Oorlog tegen Pruisen en Rusland

Intussen waren de betrekkingen tussen Frankrijk en Pruisen verslechterd. Nadat laatstgenoemde een geheim verbond met Rusland had gesloten, kreeg Napoleon I op 26 augustus 1806 het definitieve bevel zijn troepen achter de Rijn terug te trekken. De keizer beschouwde dit als een oorlogsverklaring. In oktober 1806 rukte hij met zijn troepen op van de Main door Thüringen naar de Pruisische hoofdstad Berlijn. Het Pruisische leger, verslagen in de slag bij Jena en Auerstedt, viel in de daaropvolgende weken bijna uiteen. Het vorstendom Erfurt werd als keizerlijk rijksdomein rechtstreeks onder Napoleon I geplaatst, terwijl de omliggende Thüringse deelstaten toetraden tot de Rijnbond. De Grande Armée marcheerde Berlijn binnen.

Nu ondersteunde het Russische leger, dat Oost-Pruisen was binnengetrokken, de Pruisische troepen die daarheen waren ontsnapt. Tijdens de veldtocht werden de beperkingen van het Napoleontische leger voor het eerst duidelijk. Het land was te uitgestrekt en de wegen te slecht voor snelle troepenbewegingen. De bevoorrading van het leger was onvoldoende en de Russen onder generaal Levin August von Bennigsen trokken zich steeds verder terug zonder zich in de strijd te laten betrekken. De winter van 1806

Pas op 8 februari 1807 vond de Slag bij Preußisch Eylau plaats zonder dat een beslissing werd genomen. Op 14 juni 1807 kon Napoleon I Bennigsen beslissend verslaan in de Slag bij Friedland. Op 7 juli sloten Frankrijk, Rusland en Pruisen de Vrede van Tilsit. Voor Pruisen waren de gedicteerde vredesvoorwaarden catastrofaal. Alle gebieden ten westen van de Elbe gingen verloren en werden de basis voor het nieuwe Koninkrijk Westfalen.
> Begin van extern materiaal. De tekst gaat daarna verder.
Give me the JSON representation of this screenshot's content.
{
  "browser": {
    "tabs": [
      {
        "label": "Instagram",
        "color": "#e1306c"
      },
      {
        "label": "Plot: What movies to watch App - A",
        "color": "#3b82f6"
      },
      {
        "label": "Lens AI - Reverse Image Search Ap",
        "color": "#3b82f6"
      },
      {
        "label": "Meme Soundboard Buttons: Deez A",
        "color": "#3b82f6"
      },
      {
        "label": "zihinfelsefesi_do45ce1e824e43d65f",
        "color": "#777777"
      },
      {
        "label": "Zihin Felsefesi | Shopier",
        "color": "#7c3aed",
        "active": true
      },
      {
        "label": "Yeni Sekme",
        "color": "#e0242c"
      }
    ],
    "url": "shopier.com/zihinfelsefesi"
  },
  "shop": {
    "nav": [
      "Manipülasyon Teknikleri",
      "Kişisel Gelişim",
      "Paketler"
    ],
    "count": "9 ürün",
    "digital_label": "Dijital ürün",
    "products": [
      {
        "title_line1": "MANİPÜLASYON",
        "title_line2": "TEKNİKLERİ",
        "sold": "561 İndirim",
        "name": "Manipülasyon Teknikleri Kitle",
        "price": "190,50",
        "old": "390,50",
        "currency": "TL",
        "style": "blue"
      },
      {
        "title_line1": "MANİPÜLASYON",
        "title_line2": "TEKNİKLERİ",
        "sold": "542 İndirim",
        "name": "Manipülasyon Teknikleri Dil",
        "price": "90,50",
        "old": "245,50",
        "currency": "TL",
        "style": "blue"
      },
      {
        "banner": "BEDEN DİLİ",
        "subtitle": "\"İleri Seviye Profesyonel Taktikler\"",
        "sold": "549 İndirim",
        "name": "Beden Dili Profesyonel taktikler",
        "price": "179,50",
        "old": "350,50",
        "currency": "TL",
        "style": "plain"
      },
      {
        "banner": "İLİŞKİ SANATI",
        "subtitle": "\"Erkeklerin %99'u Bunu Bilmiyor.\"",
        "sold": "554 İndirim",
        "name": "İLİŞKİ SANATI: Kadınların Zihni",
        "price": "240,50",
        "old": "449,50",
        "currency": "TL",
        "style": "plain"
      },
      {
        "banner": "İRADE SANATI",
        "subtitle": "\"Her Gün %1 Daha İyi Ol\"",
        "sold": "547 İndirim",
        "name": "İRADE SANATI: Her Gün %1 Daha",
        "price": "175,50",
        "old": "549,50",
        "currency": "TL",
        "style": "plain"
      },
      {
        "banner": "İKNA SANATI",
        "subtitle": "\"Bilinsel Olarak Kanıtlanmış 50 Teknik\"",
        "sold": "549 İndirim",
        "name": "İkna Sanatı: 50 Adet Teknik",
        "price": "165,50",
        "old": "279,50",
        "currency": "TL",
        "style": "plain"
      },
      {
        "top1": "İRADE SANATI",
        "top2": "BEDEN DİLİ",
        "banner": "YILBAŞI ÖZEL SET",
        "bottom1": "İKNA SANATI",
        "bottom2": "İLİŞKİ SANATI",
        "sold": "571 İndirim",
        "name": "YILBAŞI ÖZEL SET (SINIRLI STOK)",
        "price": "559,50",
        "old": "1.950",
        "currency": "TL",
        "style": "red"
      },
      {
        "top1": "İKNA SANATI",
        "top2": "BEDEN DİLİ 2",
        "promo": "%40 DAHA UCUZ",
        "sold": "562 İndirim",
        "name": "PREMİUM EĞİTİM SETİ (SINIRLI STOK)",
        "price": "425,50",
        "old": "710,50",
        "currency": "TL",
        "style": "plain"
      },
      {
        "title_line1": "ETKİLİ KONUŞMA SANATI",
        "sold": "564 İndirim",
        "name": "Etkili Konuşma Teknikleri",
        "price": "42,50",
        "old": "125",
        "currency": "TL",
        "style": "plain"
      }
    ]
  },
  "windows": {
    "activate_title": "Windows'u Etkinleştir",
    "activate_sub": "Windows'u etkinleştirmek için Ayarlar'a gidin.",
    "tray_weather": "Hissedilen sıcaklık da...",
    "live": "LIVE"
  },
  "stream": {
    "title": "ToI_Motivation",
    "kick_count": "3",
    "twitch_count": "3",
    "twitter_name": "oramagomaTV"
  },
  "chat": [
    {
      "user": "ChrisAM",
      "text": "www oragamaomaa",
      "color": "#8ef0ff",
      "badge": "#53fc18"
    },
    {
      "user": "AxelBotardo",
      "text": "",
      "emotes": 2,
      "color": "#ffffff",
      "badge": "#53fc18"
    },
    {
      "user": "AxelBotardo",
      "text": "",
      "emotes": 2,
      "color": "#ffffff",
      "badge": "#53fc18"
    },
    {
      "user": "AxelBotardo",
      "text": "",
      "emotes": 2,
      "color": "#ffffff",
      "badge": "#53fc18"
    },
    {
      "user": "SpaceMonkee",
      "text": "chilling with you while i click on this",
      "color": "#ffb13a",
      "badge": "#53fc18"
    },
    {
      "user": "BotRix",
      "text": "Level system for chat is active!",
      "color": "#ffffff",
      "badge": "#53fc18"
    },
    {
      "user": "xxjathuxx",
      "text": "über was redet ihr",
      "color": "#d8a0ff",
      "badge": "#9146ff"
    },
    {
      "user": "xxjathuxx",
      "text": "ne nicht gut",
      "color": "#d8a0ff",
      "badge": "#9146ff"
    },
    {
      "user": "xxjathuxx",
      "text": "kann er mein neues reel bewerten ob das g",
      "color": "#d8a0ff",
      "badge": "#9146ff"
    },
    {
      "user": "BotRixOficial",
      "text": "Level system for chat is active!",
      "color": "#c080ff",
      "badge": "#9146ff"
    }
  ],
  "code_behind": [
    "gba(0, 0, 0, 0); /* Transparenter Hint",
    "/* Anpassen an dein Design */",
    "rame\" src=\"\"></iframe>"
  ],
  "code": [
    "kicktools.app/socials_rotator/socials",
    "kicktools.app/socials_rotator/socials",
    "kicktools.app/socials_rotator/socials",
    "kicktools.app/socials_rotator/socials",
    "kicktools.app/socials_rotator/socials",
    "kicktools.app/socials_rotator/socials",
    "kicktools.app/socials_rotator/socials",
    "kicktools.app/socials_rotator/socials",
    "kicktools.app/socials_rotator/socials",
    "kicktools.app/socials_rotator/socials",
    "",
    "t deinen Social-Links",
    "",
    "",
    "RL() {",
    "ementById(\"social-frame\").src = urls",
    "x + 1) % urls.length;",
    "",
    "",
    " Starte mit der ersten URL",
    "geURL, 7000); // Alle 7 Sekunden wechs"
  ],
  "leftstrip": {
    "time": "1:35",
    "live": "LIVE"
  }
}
De gebieden die door Pruisen bij de Poolse delingen van 1793 en 1795 werden ingelijfd, werden tot het hertogdom Warschau verheven. Het Pruisische bestuursgebied Bayreuth werd als “pays réservé” onder Frans militair bestuur geplaatst en in 1810 aan het Koninkrijk Beieren verkocht. Al met al verloor Pruisen ongeveer de helft van zijn vroegere grondgebied, moest het hoge tributies betalen en mocht het slechts in beperkte mate een leger handhaven.
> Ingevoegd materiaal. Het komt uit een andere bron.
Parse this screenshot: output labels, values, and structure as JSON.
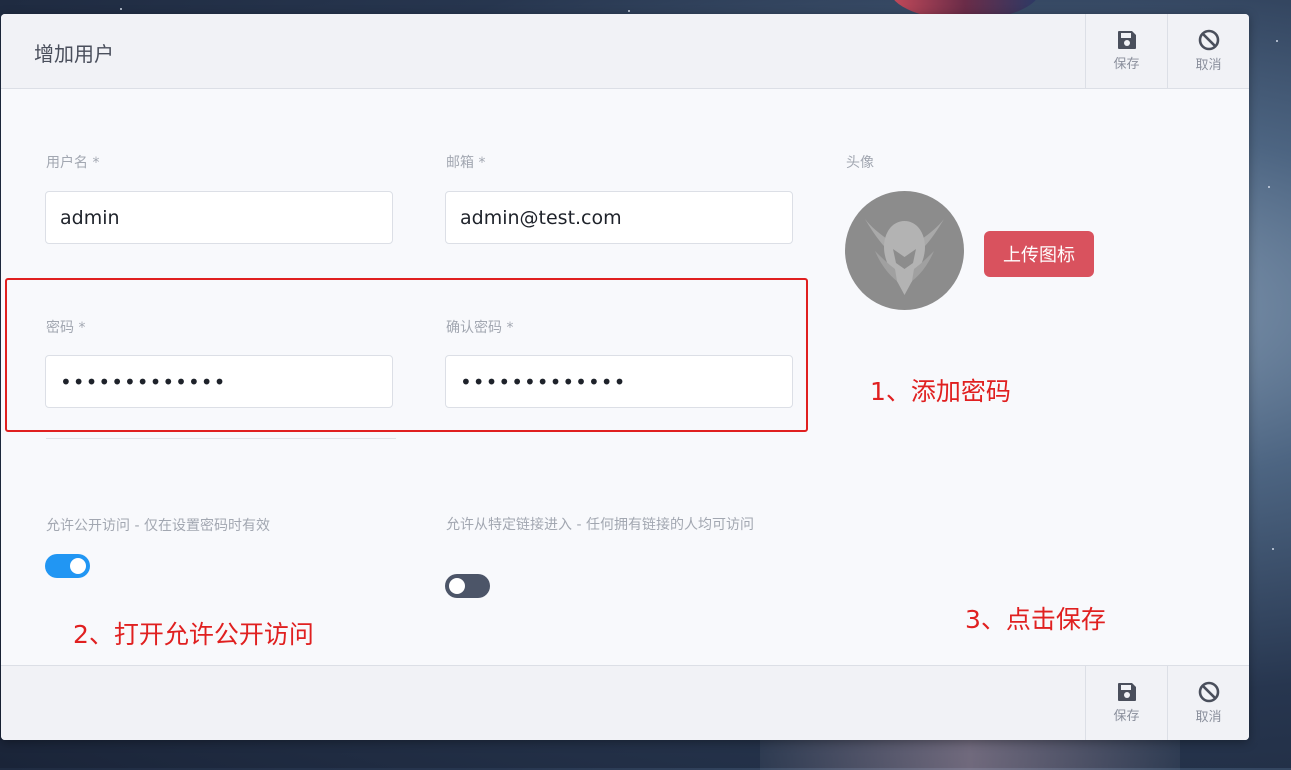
{
  "dialog": {
    "title": "增加用户",
    "actions": {
      "save_label": "保存",
      "cancel_label": "取消"
    }
  },
  "form": {
    "username": {
      "label": "用户名 *",
      "value": "admin"
    },
    "email": {
      "label": "邮箱 *",
      "value": "admin@test.com"
    },
    "password": {
      "label": "密码 *",
      "value": "•••••••••••••"
    },
    "confirm_password": {
      "label": "确认密码 *",
      "value": "•••••••••••••"
    },
    "avatar": {
      "label": "头像",
      "upload_label": "上传图标"
    },
    "public_access": {
      "label": "允许公开访问 - 仅在设置密码时有效",
      "enabled": true
    },
    "link_access": {
      "label": "允许从特定链接进入 - 任何拥有链接的人均可访问",
      "enabled": false
    }
  },
  "annotations": {
    "step1": "1、添加密码",
    "step2": "2、打开允许公开访问",
    "step3": "3、点击保存"
  },
  "colors": {
    "annotation": "#e02020",
    "upload_button": "#d9525e",
    "toggle_on": "#2196f3",
    "toggle_off": "#4c5568"
  },
  "icons": {
    "save": "floppy-disk",
    "cancel": "prohibited-circle"
  }
}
Bijna heel continentaal Europa stond nu onder de directe of indirecte controle van het Franse Keizerrijk. Bonaparte stelde in heel Europa een handelsboycot in tegen Groot-Brittannië, dat vijandig bleef, met de Continentale Blokkade.

De jaren 1807 tot 1812

In de jaren na de Vrede van Tilsit was de keizer op het toppunt van zijn macht. Binnen zijn domein werden de despotische tendensen in deze periode sterker. Bonaparte duldde steeds minder kritiek op zijn ambtsuitoefening. Omdat minister van Buitenlandse Zaken Talleyrand zich tegen de expansionistische politiek uitsprak, werd hij in 1807 ontslagen. De censuur en de controle op de pers werden verscherpt. Het theaterdecreet van 1807 beperkte de reikwijdte van de Parijse podia. De persoonlijkheidscultus rond de keizer groeide. De aristocratisering ging door. In 1808 werd bij wet een nieuwe adelstand ingesteld. Bovendien speelden steeds meer oude aristocraten van het Ancien Régime een rol aan het hof. Deze ontwikkeling werd kritisch bekeken door grote delen van de bevolking, die nog steeds beïnvloed was door het gelijkheidsideaal van de Revolutie.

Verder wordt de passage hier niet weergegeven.